Portland affordable housing complex takes modular approach to green
By Christina Williams
Sustainable Business Oregon editor
Stuart Emmons, the Portland-based architect behind the Kah San Chako Haws project, said he hopes the design will change the way affordable housing is built in the future.
Portland saw its first modular housing development open its doors this week with the launch of the Kah San Chaco Haws apartment complex.
The development, which means "East House" in Chinook, is a LEED Gold-certified modular apartment complex designed to provide energy-efficient homes for Native Americans living in poverty.
"This is the first modular housing development that is made up of stacked modular units in an apartment style,” said Rey España, director of community development for the Native American Youth and Family Center, the organization that led the project.
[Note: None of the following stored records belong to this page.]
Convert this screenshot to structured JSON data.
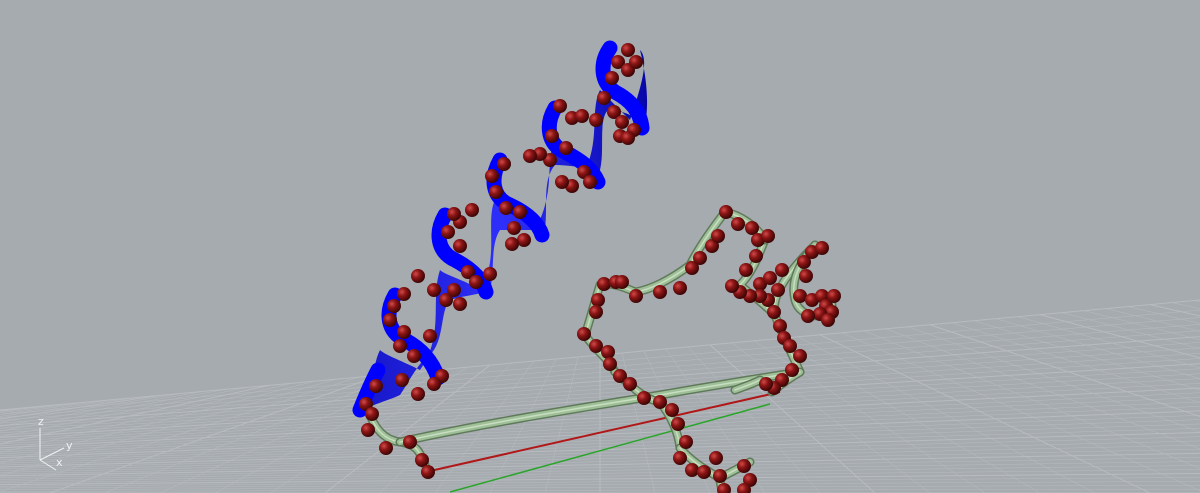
{
  "viewport": {
    "view": "3d-perspective",
    "background_color": "#a6abb0",
    "grid_visible": true,
    "grid_color": "#b8bcc1"
  },
  "axis_gizmo": {
    "z_label": "z",
    "y_label": "y",
    "x_label": "x"
  },
  "objects": {
    "helix_ribbon_color": "#0000ff",
    "atom_sphere_color": "#7a1010",
    "backbone_tube_color": "#9fbf98",
    "x_axis_color": "#b01818",
    "y_axis_color": "#2aa52a"
  }
}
Additional support came from the Portland Housing Bureau, Meyer Memorial Trust, Oregon Housing and Community Services and Capital Pacific Bank.
The nine-unit complex consists of three studio apartments, three one-bedroom apartments and three two-bedroom apartments. The units were built at Blazer Industries Inc. in Aumsville — the same company building the portable classroom units being designed at Portland State University.
The units are modular and stackable. The total length of time for design, securing permanent financing, permit acquisition, and construction was 13 months, compared to the 18 to 24 months that it takes for traditional stick-built, affordable housing complexes.